According to the paper, you can feed the system the following piece of text:

Jane went to the hallway.
Mary walked to the bathroom.
Sandra went to the garden.
Daniel went back to the garden.
Sandra took the milk there.
*

And when you ask "Where is the milk?," it will respond: "garden."

All Just Questions

At the same time, the system can judge sentiment---that is, the general feeling the words express. It can identify parts of speech. It can determine the referent of a particular pronoun. And it can translate from one language to another. Basically, the system treats these tasks as additional questions that need answering. Is the text positive or negative? What are the parts of speech? What does "their" or "that' or 'him' refer to? What is the French translation the entire text?

MetaMind

"The insight---and it's almost trivial---is that every task in NLP is actually a question-and-answer task," says Metamind co-founder and CEO Richard Socher, whose Stanford University PhD focused on machine learning, computer vision, and natural language processing.

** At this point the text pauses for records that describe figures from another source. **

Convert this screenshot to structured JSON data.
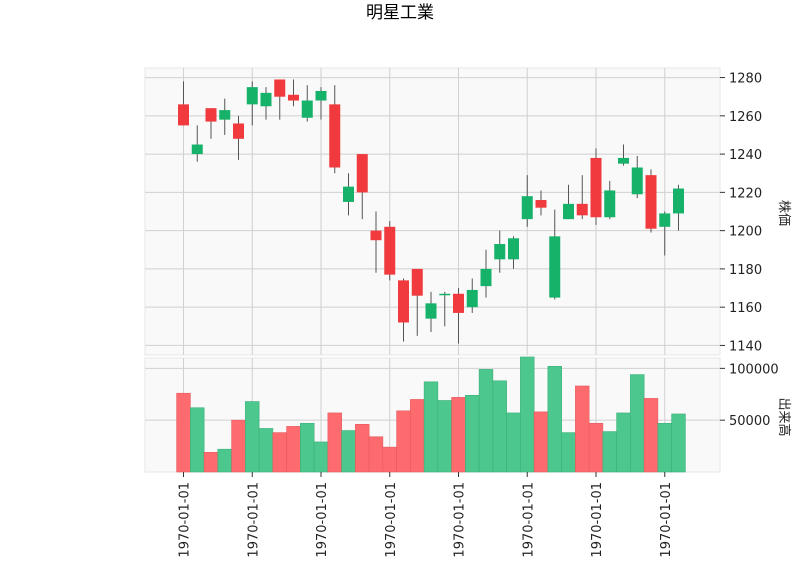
{
  "chart_data": {
    "type": "candlestick",
    "title": "明星工業",
    "colors": {
      "up": "#17b26a",
      "down": "#f03a3e",
      "up_volume": "#4cc78d",
      "down_volume": "#fd6b6e",
      "wick": "#555555",
      "panel_bg": "#f9f9f9",
      "grid": "#d0d0d0"
    },
    "x_tick_labels": [
      "1970-01-01",
      "1970-01-01",
      "1970-01-01",
      "1970-01-01",
      "1970-01-01",
      "1970-01-01",
      "1970-01-01",
      "1970-01-01"
    ],
    "price_panel": {
      "ylabel": "株価",
      "ylim": [
        1135,
        1285
      ],
      "yticks": [
        1140,
        1160,
        1180,
        1200,
        1220,
        1240,
        1260,
        1280
      ],
      "grid": true
    },
    "volume_panel": {
      "ylabel": "出来高",
      "ylim": [
        0,
        110000
      ],
      "yticks": [
        50000,
        100000
      ],
      "tick_labels": [
        "50000",
        "100000"
      ],
      "grid": true
    },
    "candles": [
      {
        "open": 1266,
        "high": 1278,
        "low": 1255,
        "close": 1255,
        "volume": 76000
      },
      {
        "open": 1240,
        "high": 1255,
        "low": 1236,
        "close": 1245,
        "volume": 62000
      },
      {
        "open": 1264,
        "high": 1264,
        "low": 1248,
        "close": 1257,
        "volume": 19000
      },
      {
        "open": 1258,
        "high": 1269,
        "low": 1250,
        "close": 1263,
        "volume": 22000
      },
      {
        "open": 1256,
        "high": 1260,
        "low": 1237,
        "close": 1248,
        "volume": 50000
      },
      {
        "open": 1266,
        "high": 1278,
        "low": 1255,
        "close": 1275,
        "volume": 68000
      },
      {
        "open": 1265,
        "high": 1275,
        "low": 1258,
        "close": 1272,
        "volume": 42000
      },
      {
        "open": 1279,
        "high": 1279,
        "low": 1258,
        "close": 1270,
        "volume": 38000
      },
      {
        "open": 1271,
        "high": 1279,
        "low": 1265,
        "close": 1268,
        "volume": 44000
      },
      {
        "open": 1259,
        "high": 1276,
        "low": 1257,
        "close": 1268,
        "volume": 47000
      },
      {
        "open": 1268,
        "high": 1275,
        "low": 1258,
        "close": 1273,
        "volume": 29000
      },
      {
        "open": 1266,
        "high": 1276,
        "low": 1230,
        "close": 1233,
        "volume": 57000
      },
      {
        "open": 1215,
        "high": 1230,
        "low": 1208,
        "close": 1223,
        "volume": 40000
      },
      {
        "open": 1240,
        "high": 1240,
        "low": 1206,
        "close": 1220,
        "volume": 46000
      },
      {
        "open": 1200,
        "high": 1210,
        "low": 1178,
        "close": 1195,
        "volume": 34000
      },
      {
        "open": 1202,
        "high": 1205,
        "low": 1174,
        "close": 1177,
        "volume": 24000
      },
      {
        "open": 1174,
        "high": 1175,
        "low": 1142,
        "close": 1152,
        "volume": 59000
      },
      {
        "open": 1180,
        "high": 1180,
        "low": 1145,
        "close": 1166,
        "volume": 70000
      },
      {
        "open": 1154,
        "high": 1168,
        "low": 1147,
        "close": 1162,
        "volume": 87000
      },
      {
        "open": 1167,
        "high": 1168,
        "low": 1150,
        "close": 1167,
        "volume": 69000
      },
      {
        "open": 1167,
        "high": 1170,
        "low": 1141,
        "close": 1157,
        "volume": 72000
      },
      {
        "open": 1160,
        "high": 1175,
        "low": 1157,
        "close": 1169,
        "volume": 74000
      },
      {
        "open": 1171,
        "high": 1190,
        "low": 1165,
        "close": 1180,
        "volume": 99000
      },
      {
        "open": 1185,
        "high": 1200,
        "low": 1178,
        "close": 1193,
        "volume": 88000
      },
      {
        "open": 1185,
        "high": 1197,
        "low": 1180,
        "close": 1196,
        "volume": 57000
      },
      {
        "open": 1206,
        "high": 1229,
        "low": 1202,
        "close": 1218,
        "volume": 111000
      },
      {
        "open": 1216,
        "high": 1221,
        "low": 1208,
        "close": 1212,
        "volume": 58000
      },
      {
        "open": 1165,
        "high": 1211,
        "low": 1164,
        "close": 1197,
        "volume": 102000
      },
      {
        "open": 1206,
        "high": 1224,
        "low": 1206,
        "close": 1214,
        "volume": 38000
      },
      {
        "open": 1214,
        "high": 1229,
        "low": 1206,
        "close": 1208,
        "volume": 83000
      },
      {
        "open": 1238,
        "high": 1243,
        "low": 1203,
        "close": 1207,
        "volume": 47000
      },
      {
        "open": 1207,
        "high": 1226,
        "low": 1206,
        "close": 1221,
        "volume": 39000
      },
      {
        "open": 1235,
        "high": 1245,
        "low": 1234,
        "close": 1238,
        "volume": 57000
      },
      {
        "open": 1219,
        "high": 1239,
        "low": 1217,
        "close": 1233,
        "volume": 94000
      },
      {
        "open": 1229,
        "high": 1232,
        "low": 1199,
        "close": 1201,
        "volume": 71000
      },
      {
        "open": 1202,
        "high": 1210,
        "low": 1187,
        "close": 1209,
        "volume": 47000
      },
      {
        "open": 1209,
        "high": 1224,
        "low": 1200,
        "close": 1222,
        "volume": 56000
      }
    ]
  }
}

The system does all this using what Socher calls "episodic memory." If a neutral network is analogous to the cerebral cortex---the means of processing information---its episodic memory is something akin to hippocampus, which provides short-term memory in humans. In the example of the garden and the the milk, the system must "remember" that Daniel is in the garden before determining where the milk is. "You can't do transitive reasoning without episodic memory," Socher says.

And, he explains, you can use much the same setup to do analyze sentiment or translate words into a new language. "One model---one dynamic memory network---can solve these very different problems," he says. Bengio points out that MetaMind actually trained a slightly different model for each of the tasks. But the ultimately aim is to unify all those tasks. It's another step into the new frontier.